Wasting of the muscles does not occur unless the paralysis is present for some time, at which point, some degree of disuse atrophy appears. These symptoms do not occur in those parts of the body that are bilaterally represented in the cortex. In the head and neck, all the muscles are bilaterally represented except the sternomastoid, the trapezius, those muscles below the eyebrow, and the tongue.

2. The lower motor neuron is located in the brain stem or upper cervical spinal cord. The cell bodies form the motor cranial nerve nuclei. Axons that leave these nuclei make up the motor component of the cranial nerves. Damage to any part of the lower motor neuron results in a lower motor neuron lesion (LMNL). The symptoms of a lower motor neuron lesion include:

  • Paresis (weakness) or, if all the motor neurons to a particular muscle group are affected, complete paralysis;

  • Loss of muscle tone (flaccidity);

  • Loss of tendon reflexes;

  • Rapid atrophy of the affected muscles;

  • Fasciculation (random twitching of small muscle groups)
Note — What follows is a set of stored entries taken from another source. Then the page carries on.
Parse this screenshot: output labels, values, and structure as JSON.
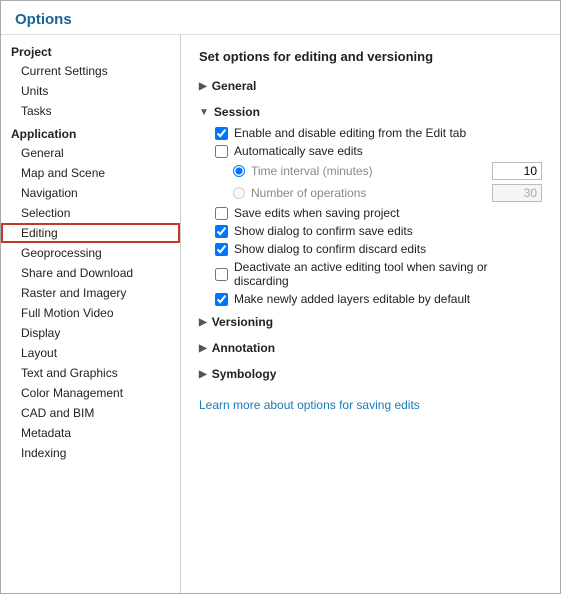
{
  "window": {
    "title": "Options"
  },
  "sidebar": {
    "groups": [
      {
        "label": "Project",
        "items": [
          {
            "id": "current-settings",
            "label": "Current Settings",
            "selected": false
          },
          {
            "id": "units",
            "label": "Units",
            "selected": false
          },
          {
            "id": "tasks",
            "label": "Tasks",
            "selected": false
          }
        ]
      },
      {
        "label": "Application",
        "items": [
          {
            "id": "general",
            "label": "General",
            "selected": false
          },
          {
            "id": "map-and-scene",
            "label": "Map and Scene",
            "selected": false
          },
          {
            "id": "navigation",
            "label": "Navigation",
            "selected": false
          },
          {
            "id": "selection",
            "label": "Selection",
            "selected": false
          },
          {
            "id": "editing",
            "label": "Editing",
            "selected": true
          },
          {
            "id": "geoprocessing",
            "label": "Geoprocessing",
            "selected": false
          },
          {
            "id": "share-and-download",
            "label": "Share and Download",
            "selected": false
          },
          {
            "id": "raster-and-imagery",
            "label": "Raster and Imagery",
            "selected": false
          },
          {
            "id": "full-motion-video",
            "label": "Full Motion Video",
            "selected": false
          },
          {
            "id": "display",
            "label": "Display",
            "selected": false
          },
          {
            "id": "layout",
            "label": "Layout",
            "selected": false
          },
          {
            "id": "text-and-graphics",
            "label": "Text and Graphics",
            "selected": false
          },
          {
            "id": "color-management",
            "label": "Color Management",
            "selected": false
          },
          {
            "id": "cad-and-bim",
            "label": "CAD and BIM",
            "selected": false
          },
          {
            "id": "metadata",
            "label": "Metadata",
            "selected": false
          },
          {
            "id": "indexing",
            "label": "Indexing",
            "selected": false
          }
        ]
      }
    ]
  },
  "main": {
    "title": "Set options for editing and versioning",
    "sections": {
      "general": {
        "label": "General",
        "collapsed": true,
        "chevron": "▶"
      },
      "session": {
        "label": "Session",
        "collapsed": false,
        "chevron": "▼",
        "checkboxes": [
          {
            "id": "enable-disable-editing",
            "label": "Enable and disable editing from the Edit tab",
            "checked": true
          },
          {
            "id": "auto-save-edits",
            "label": "Automatically save edits",
            "checked": false
          }
        ],
        "radios": [
          {
            "id": "time-interval",
            "label": "Time interval (minutes)",
            "checked": true,
            "value": "10",
            "enabled": true
          },
          {
            "id": "num-operations",
            "label": "Number of operations",
            "checked": false,
            "value": "30",
            "enabled": false
          }
        ],
        "checkboxes2": [
          {
            "id": "save-edits-saving",
            "label": "Save edits when saving project",
            "checked": false
          },
          {
            "id": "show-confirm-save",
            "label": "Show dialog to confirm save edits",
            "checked": true
          },
          {
            "id": "show-confirm-discard",
            "label": "Show dialog to confirm discard edits",
            "checked": true
          },
          {
            "id": "deactivate-tool",
            "label": "Deactivate an active editing tool when saving or discarding",
            "checked": false
          },
          {
            "id": "make-layers-editable",
            "label": "Make newly added layers editable by default",
            "checked": true
          }
        ]
      },
      "versioning": {
        "label": "Versioning",
        "collapsed": true,
        "chevron": "▶"
      },
      "annotation": {
        "label": "Annotation",
        "collapsed": true,
        "chevron": "▶"
      },
      "symbology": {
        "label": "Symbology",
        "collapsed": true,
        "chevron": "▶"
      }
    },
    "learn_more": "Learn more about options for saving edits"
  },
  "colors": {
    "selected_border": "#c0392b",
    "link": "#1a7ab8",
    "title": "#1a6496"
  }
}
The involuntary parasympathetic motor pathway differs from the voluntary somatic and branchial motor pathways in that it is a three-neuron chain. Its targets include smooth and cardiac muscle and secretory cells.

  1. The upper motor neuron is located in a high cortical center. Axons project to parasympathetic nuclei in the brain stem;

  2. The lower motor neuron is located in the brain stem nuclei and projects via CNs III, VII, IX, and X to ganglia located outside the CNS;

  3. The tertiary neurons from these ganglia travel to their target cells in the head, thorax, and abdomen.